In September, a long-planned trip to London turned into yet another Big Unplanned Grief Lesson. Oh, bloody hell, no offense to the royals. After so much loss, I had planned to fill up with theater, museums, many plates of fish and chips, great bookstores, and British kindness. Ease and lightness. Instead, I landed in what felt like the global epicenter of grief immediately following Queen Elizabeth’s death.


Well, bugger, seriously? More mourning? More leaky eyes? I surrendered to the historic and heavier-than-expected moment. It turned out to be cathartic. Like when I spied a child’s simple hand drawn card on my second day. The card had been placed under one of the massive leafy trees in Green Park next to Buckingham Palace. I lost it when I leaned closer and saw a sweet, crayoned corgi with the words, “We miss you already, Ma’am.”


How often I’d thought that over the months as Jim declined and faced his death— “I miss you already.” Seeing him fall asleep many days in a patch of sunshine, struggling to stay awake to read a favorite book. “I miss you already.” When I saw the card in London, I gave up any attempt at even trying to maintain the British stiff upper lip. Shared grief is comforting. It normalizes loss And I consoled myself with great fish and chips and a pint raised to Jim.


Loss is tough enough. No need to burden anyone with expectations on how they should carry their holiday grief. Let’s just give all of us room to feel however we feel. On any day. And honor that. Hold it dear.


Wouldn’t it be freeing if we could do that for one another? Because truth be told, I think we’re all grieving the loss of something these days. Young people grieve all the things they lost in the pandemic. Elderly mourn their loss of vitality and vital connections to friends no longer here. Parents are stressed and sad they can’t often afford even the most basic things for their families. Many mourn being too busy—or fearful--to make real connections with others.


Perhaps if we stop forcing holiday cheer and instead honor all the magical--and messy--emotions conjured up this time of year--wonder and misery, hope and dread, sadness and deep happiness for having loved well-- we will be healthier, sturdier, and lighter going into the new year. Who doesn’t want that? Isn’t that the stuff of resilience? I believe it is. And I also believe we are more resilient than we’ve been led to believe. I believe, Santa.


Soon enough, the Times Square ball will drop again, Valentines will appear, fireworks will light the night sky, Diwali festivals will sparkle, goblins will trick or treat, menorahs will be lit, Christmas trees will glow. All over again.

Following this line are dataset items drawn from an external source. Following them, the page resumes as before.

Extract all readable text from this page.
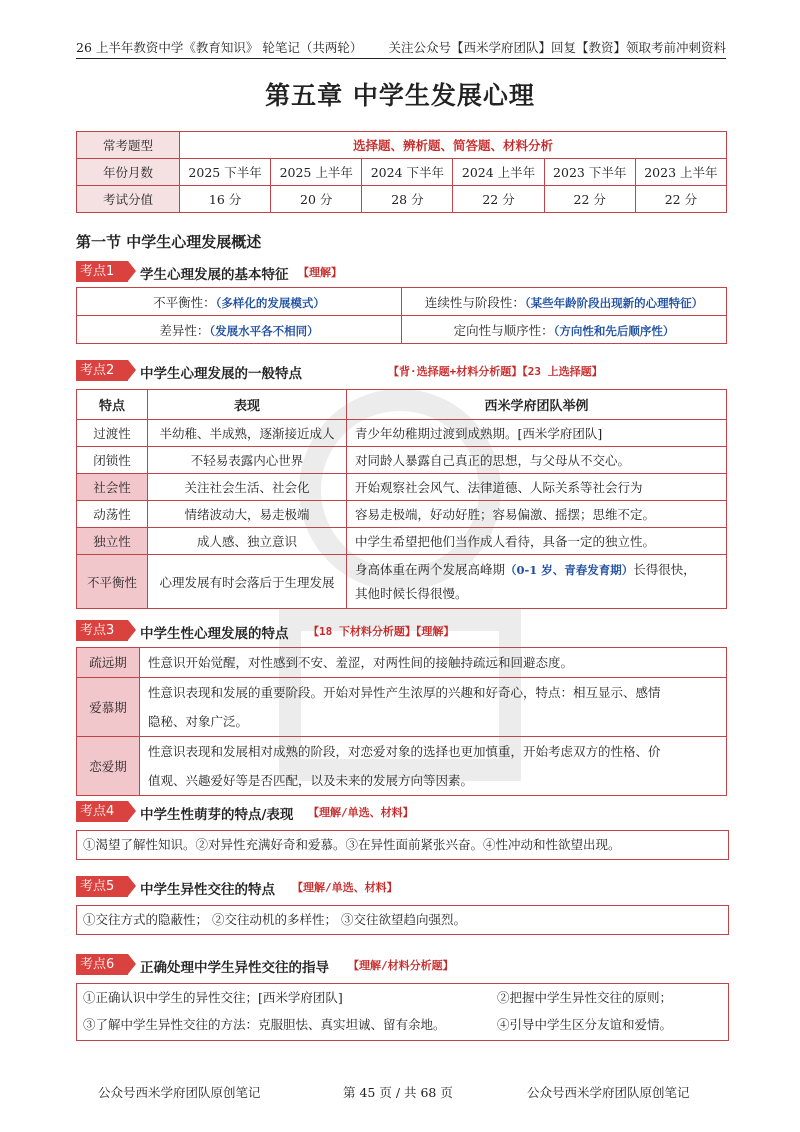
26 上半年教资中学《教育知识》 轮笔记（共两轮） 关注公众号【西米学府团队】回复【教资】领取考前冲刺资料
第五章 中学生发展心理
常考题型	选择题、辨析题、简答题、材料分析					
年份月数	2025 下半年	2025 上半年	2024 下半年	2024 上半年	2023 下半年	2023 上半年
考试分值	16 分	20 分	28 分	22 分	22 分	22 分
第一节 中学生心理发展概述
考点1	学生心理发展的基本特征 【理解】
不平衡性：（多样化的发展模式）	连续性与阶段性：（某些年龄阶段出现新的心理特征）
差异性：（发展水平各不相同）	定向性与顺序性：（方向性和先后顺序性）
考点2	中学生心理发展的一般特点	【背·选择题+材料分析题】【23 上选择题】
特点	表现	西米学府团队举例
过渡性	半幼稚、半成熟，逐渐接近成人	青少年幼稚期过渡到成熟期。[西米学府团队]
闭锁性	不轻易表露内心世界	对同龄人暴露自己真正的思想，与父母从不交心。
社会性	关注社会生活、社会化	开始观察社会风气、法律道德、人际关系等社会行为
动荡性	情绪波动大，易走极端	容易走极端，好动好胜；容易偏激、摇摆；思维不定。
独立性	成人感、独立意识	中学生希望把他们当作成人看待，具备一定的独立性。
不平衡性	心理发展有时会落后于生理发展	身高体重在两个发展高峰期（0-1 岁、青春发育期）长得很快，
其他时候长得很慢。
考点3	中学生性心理发展的特点 【18 下材料分析题】【理解】
疏远期	性意识开始觉醒，对性感到不安、羞涩，对两性间的接触持疏远和回避态度。
爱慕期	性意识表现和发展的重要阶段。开始对异性产生浓厚的兴趣和好奇心，特点：相互显示、感情
隐秘、对象广泛。
恋爱期	性意识表现和发展相对成熟的阶段，对恋爱对象的选择也更加慎重，开始考虑双方的性格、价
值观、兴趣爱好等是否匹配，以及未来的发展方向等因素。
考点4	中学生性萌芽的特点/表现 【理解/单选、材料】
①渴望了解性知识。②对异性充满好奇和爱慕。③在异性面前紧张兴奋。④性冲动和性欲望出现。
考点5	中学生异性交往的特点 【理解/单选、材料】
①交往方式的隐蔽性； ②交往动机的多样性； ③交往欲望趋向强烈。
考点6	正确处理中学生异性交往的指导 【理解/材料分析题】
①正确认识中学生的异性交往；[西米学府团队]	②把握中学生异性交往的原则；
③了解中学生异性交往的方法：克服胆怯、真实坦诚、留有余地。	④引导中学生区分友谊和爱情。
公众号西米学府团队原创笔记	第 45 页 / 共 68 页	公众号西米学府团队原创笔记
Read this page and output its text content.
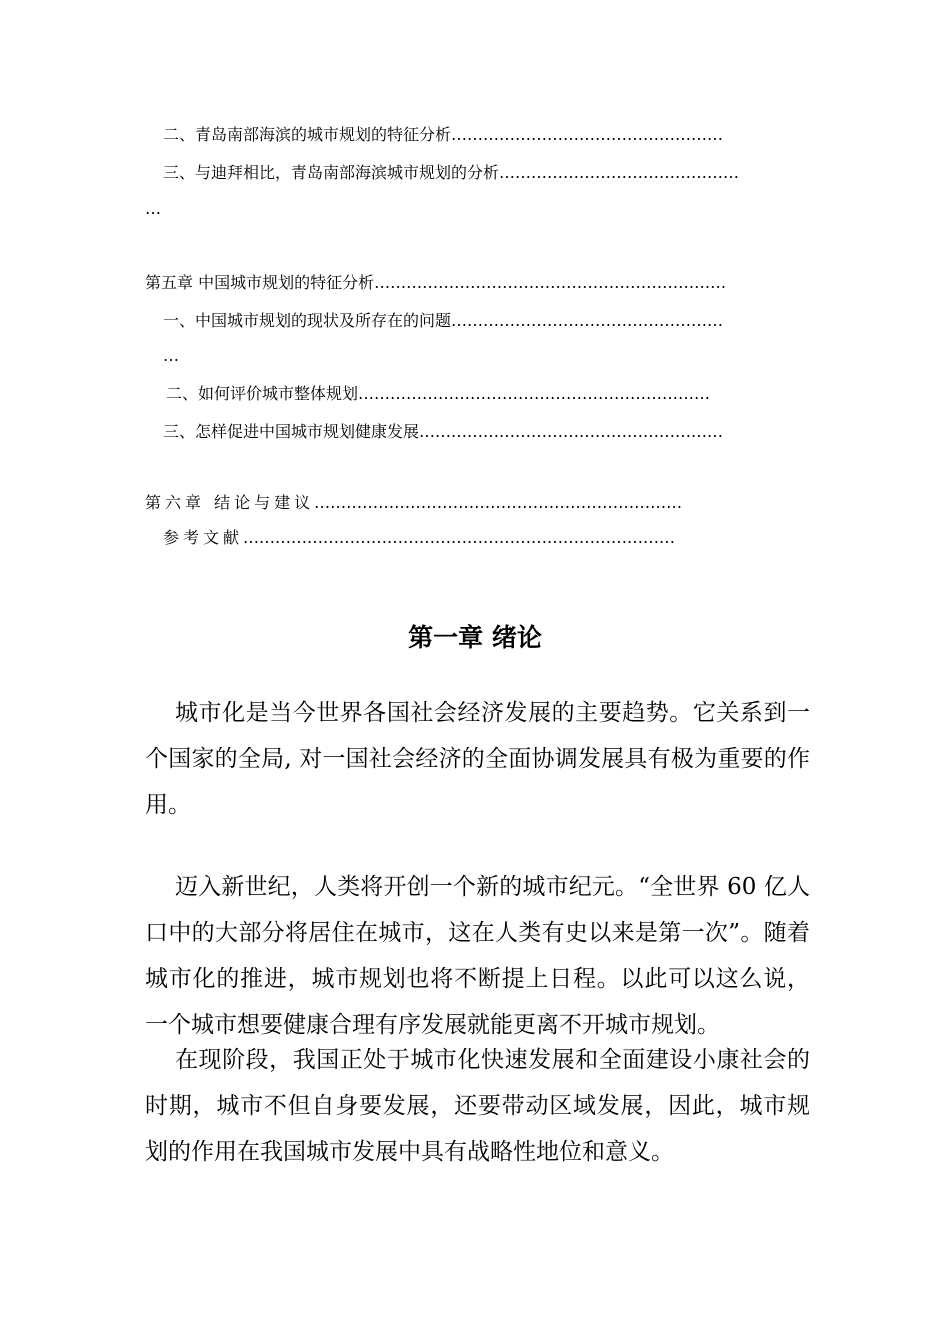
二、青岛南部海滨的城市规划的特征分析……………………………………………
三、与迪拜相比，青岛南部海滨城市规划的分析………………………………………
…
第五章 中国城市规划的特征分析…………………………………………………………
一、中国城市规划的现状及所存在的问题……………………………………………
…
二、如何评价城市整体规划…………………………………………………………
三、怎样促进中国城市规划健康发展…………………………………………………
第六章 结论与建议……………………………………………………………
参考文献………………………………………………………………………
第一章 绪论

城市化是当今世界各国社会经济发展的主要趋势。它关系到一个国家的全局, 对一国社会经济的全面协调发展具有极为重要的作用。

迈入新世纪，人类将开创一个新的城市纪元。“全世界 60 亿人口中的大部分将居住在城市，这在人类有史以来是第一次”。随着城市化的推进，城市规划也将不断提上日程。以此可以这么说，一个城市想要健康合理有序发展就能更离不开城市规划。

在现阶段，我国正处于城市化快速发展和全面建设小康社会的时期，城市不但自身要发展，还要带动区域发展，因此，城市规划的作用在我国城市发展中具有战略性地位和意义。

Soon enough, new orange, purple, yellow, and pink tulips will burst through the soil under my maple tree. When I got home from London, long after dark, I spied a small, brown box in the shadows on my porch. It turned out to be a surprise ordered in April from my tender, tulip-loving husband. He wanted my sons and me to plant new blooms to remember him by each spring.


What a Jim thing to do. When I was done planting the last ones, I brushed the dirt from my jeans and felt his sweet self nearby. Off on what he called “My Next Great Adventure.” And I guess I’m on mine, too. However, it unfolds. Whatever it looks like. It’s uniquely mine and mine alone. On any given day. In any season.